S’il est un spectacle à ne absolument pas rater en ce moment, s’il est un spectacle conçu pour vous redonner une certaine conscience politique, s’il est un spectacle qui s’inspire avec finesse de l’air vicié des temps troubles que nous traversons, s’il est une leçon que devrait prendre bien des politiques aujourd’hui divorcés de ce qu’on appelle encore le peuple français, c’est celui là ! Ça ira (1) Fin de Louis reprend au Théâtre de Nanterre et sonne comme un manifeste citoyen sous le regard pertinent de celui qu’on ne présente plus, Joël Pommerat.

La France fictive que dessine le metteur en scène ressemble étrangement à la France juste avant la révolution. Certes, il y a un roi, Louis le bien nommé, certes c’est à Versailles que l’action débute et certes il y a des états généraux qui débouche sur une assemblée constituée de l’Eglise, la noblesse et du Tiers État mais il ne faut surtout pas s’y méprendre Ça ira (1) Fin de Louis n’est absolument pas un spectacle sur la révolution française. Ce sont les enjeux politiques et ce qu’ils engendrent qui sont au centre du débat, les prémices de ce que le peuple souhaiterait établir ; un état où tous les hommes seraient égaux en droit, une réelle démocratie en quelque sorte…
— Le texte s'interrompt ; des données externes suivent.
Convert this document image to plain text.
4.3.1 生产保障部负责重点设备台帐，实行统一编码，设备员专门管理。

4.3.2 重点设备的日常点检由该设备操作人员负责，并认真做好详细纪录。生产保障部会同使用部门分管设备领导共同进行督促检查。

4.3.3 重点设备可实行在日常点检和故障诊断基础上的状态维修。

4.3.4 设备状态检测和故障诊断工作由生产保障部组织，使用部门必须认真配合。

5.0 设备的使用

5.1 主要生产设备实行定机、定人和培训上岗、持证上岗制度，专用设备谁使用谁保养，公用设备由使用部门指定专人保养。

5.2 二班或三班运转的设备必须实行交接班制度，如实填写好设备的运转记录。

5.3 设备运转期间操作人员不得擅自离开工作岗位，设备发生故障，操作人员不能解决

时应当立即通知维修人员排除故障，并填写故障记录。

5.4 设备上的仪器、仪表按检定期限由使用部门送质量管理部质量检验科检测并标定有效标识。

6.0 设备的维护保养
Au départ, on ne saisit pas encore tout à fait ces enjeux-là, on cherche à comprendre ce qui se trame dans l’antre du pouvoir mais surtout c’est la forme spectaculaire que prend d’emblée la mise en scène qui va brouiller les pistes. En effet, Pommerat choisit de faire de la salle du spectateur la salle du spectacle lui-même c’est à dire celle où les différentes parties engagées vont protester, poser des questions, débattre et se battre !

Des acteurs sont donc parmi nous, assis à nos côtés, déambulant parfois et réagissent à ce qui se passe sur le plateau et dès la première salve de cris et d’applaudissements, on a l’impression qu’ils sont très nombreux ! C’est diablement efficace d’autant plus que cet exercice qui rappelle les « happening » des années 60-70 n’est pas toujours très réussi au théâtre. La base étant définie comme telle, on se surprend presque en tant que public à vouloir intervenir ou applaudir inclus dans une histoire dont nous devenons témoins et complices.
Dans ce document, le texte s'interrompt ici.